Já a empresária Cássia Ximenes, presidente da Câmara do Mercado Imobiliário e Sindicato das Empresas do Mercado Imobiliário de Minas Gerais (CMI/Secovi-MG), disse que “somos parte importante da roda da economia. O financiamento pela Caixa Econômica Federal, que é o que pode ser atingido, não é a única fonte de crédito imobiliário. Portanto, se a economia é alavancada, toda a sociedade sai ganhando. Talvez, não em primeiro plano, mas em consequência da cadeia produtiva também poderemos ser beneficiados”.

Segundo Cássia Ximenes, alguns bancos privados oferecem taxas de financiamento inferiores às da Caixa. “A economia de mercado beneficia o consumidor. A injeção de recursos na nossa economia vai impactar favoravelmente rumo a um ciclo virtuoso. O saque do FGTS só é problema de verdade para o Minha casa, minha vida e para o financiamento de imóveis pela Caixa. O FGTS reduz o spread do MCMV, que subsidia o programa com os rendimentos que não são pagos ao trabalhador. Basicamente, o subsídio vem dos baixos juros que o FGTS paga ao dono da conta.”

O presidente da ABMH lembrou que o financiamento habitacional ocorre, na prática, com os bancos buscando recursos desse fundo, “que, na realidade, pertencem aos trabalhadores, e repassando esse valor a terceiros como forma de propiciar a aquisição da casa própria, garantindo o retorno do capital ao próprio FGTS, mas recebendo remuneração (juros do financiamento) por meio do empréstimo desse capital”, explicou Vinícius Costa.

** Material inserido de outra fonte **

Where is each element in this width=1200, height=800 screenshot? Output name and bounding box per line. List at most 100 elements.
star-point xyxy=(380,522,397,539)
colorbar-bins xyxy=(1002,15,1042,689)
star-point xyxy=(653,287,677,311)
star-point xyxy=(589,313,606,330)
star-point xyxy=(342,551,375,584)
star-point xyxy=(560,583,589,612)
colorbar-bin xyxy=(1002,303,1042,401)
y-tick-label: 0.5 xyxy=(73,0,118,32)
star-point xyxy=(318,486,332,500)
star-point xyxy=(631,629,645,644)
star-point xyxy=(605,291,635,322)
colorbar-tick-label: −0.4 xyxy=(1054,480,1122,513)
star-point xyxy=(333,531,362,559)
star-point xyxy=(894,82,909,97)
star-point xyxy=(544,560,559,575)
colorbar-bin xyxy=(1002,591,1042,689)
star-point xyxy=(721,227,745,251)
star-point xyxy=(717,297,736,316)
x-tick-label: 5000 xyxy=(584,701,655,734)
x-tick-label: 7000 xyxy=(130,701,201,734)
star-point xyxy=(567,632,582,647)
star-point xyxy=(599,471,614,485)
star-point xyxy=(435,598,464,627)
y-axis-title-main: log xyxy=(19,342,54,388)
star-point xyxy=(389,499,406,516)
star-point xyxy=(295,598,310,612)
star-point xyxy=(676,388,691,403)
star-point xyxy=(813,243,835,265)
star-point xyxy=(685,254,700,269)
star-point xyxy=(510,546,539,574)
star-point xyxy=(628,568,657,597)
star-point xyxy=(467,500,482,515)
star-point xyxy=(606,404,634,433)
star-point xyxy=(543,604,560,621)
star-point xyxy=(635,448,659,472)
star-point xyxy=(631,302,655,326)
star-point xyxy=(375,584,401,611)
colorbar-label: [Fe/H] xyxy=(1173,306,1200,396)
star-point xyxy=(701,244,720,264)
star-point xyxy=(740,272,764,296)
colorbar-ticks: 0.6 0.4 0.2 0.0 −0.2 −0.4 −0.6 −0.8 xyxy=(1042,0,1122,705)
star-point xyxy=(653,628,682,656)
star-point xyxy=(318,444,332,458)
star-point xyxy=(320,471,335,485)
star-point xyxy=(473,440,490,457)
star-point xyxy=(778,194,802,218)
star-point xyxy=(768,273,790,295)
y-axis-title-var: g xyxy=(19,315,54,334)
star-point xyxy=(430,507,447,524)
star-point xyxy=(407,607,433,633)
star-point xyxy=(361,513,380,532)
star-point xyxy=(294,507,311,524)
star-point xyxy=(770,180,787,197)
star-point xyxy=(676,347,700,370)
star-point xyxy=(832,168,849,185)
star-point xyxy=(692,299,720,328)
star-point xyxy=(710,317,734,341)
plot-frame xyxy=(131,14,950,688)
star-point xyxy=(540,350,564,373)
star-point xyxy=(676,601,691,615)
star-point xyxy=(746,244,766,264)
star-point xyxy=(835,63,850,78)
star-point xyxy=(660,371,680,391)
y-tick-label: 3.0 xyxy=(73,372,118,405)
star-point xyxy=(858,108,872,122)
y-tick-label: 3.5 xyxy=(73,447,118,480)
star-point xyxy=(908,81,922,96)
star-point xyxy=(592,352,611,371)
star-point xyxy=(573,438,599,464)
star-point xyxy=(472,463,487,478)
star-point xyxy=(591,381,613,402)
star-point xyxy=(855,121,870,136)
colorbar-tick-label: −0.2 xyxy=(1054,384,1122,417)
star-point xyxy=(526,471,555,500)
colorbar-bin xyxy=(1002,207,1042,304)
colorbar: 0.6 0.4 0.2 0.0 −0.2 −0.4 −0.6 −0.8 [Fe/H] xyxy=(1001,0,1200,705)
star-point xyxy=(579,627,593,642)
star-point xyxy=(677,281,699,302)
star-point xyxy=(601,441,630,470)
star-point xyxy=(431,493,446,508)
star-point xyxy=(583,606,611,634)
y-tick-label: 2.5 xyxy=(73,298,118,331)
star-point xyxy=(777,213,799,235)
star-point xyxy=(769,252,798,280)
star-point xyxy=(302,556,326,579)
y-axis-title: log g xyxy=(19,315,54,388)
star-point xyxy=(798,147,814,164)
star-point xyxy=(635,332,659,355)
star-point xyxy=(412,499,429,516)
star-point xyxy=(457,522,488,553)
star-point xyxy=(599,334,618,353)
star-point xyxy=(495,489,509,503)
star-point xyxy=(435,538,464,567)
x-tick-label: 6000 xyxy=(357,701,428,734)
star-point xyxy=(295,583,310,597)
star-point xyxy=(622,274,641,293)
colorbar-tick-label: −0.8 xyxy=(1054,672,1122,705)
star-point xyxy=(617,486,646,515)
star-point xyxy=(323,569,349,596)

Criado com o objetivo de proteger o trabalhador demitido sem justa causa, mediante a abertura de uma conta vinculada ao contrato de trabalho, além da garantia de um dinheiro extra, caso haja perda do emprego, o FGTS é muito utilizado por trabalhadores que desejam adquirir um imóvel. No entanto, caso o governo federal opte pela liberação de saques de contas do fundo, como consequência pode haver redução na aquisição de imóveis.

Por hora, o presidente da ABMH diz que não há como afirmar que as possíveis medidas a serem tomadas pelo governo vão afetar significativamente o mercado imobiliário, pois não se tem nada concreto com relação às novas possibilidades do saque. “Contudo, há como concluir que, dependendo da extensão da liberação, o capital certamente saíra do mercado imobiliário para ser investido em outro setor, o que não quer dizer que será benéfico para a economia macro do país”, aponta.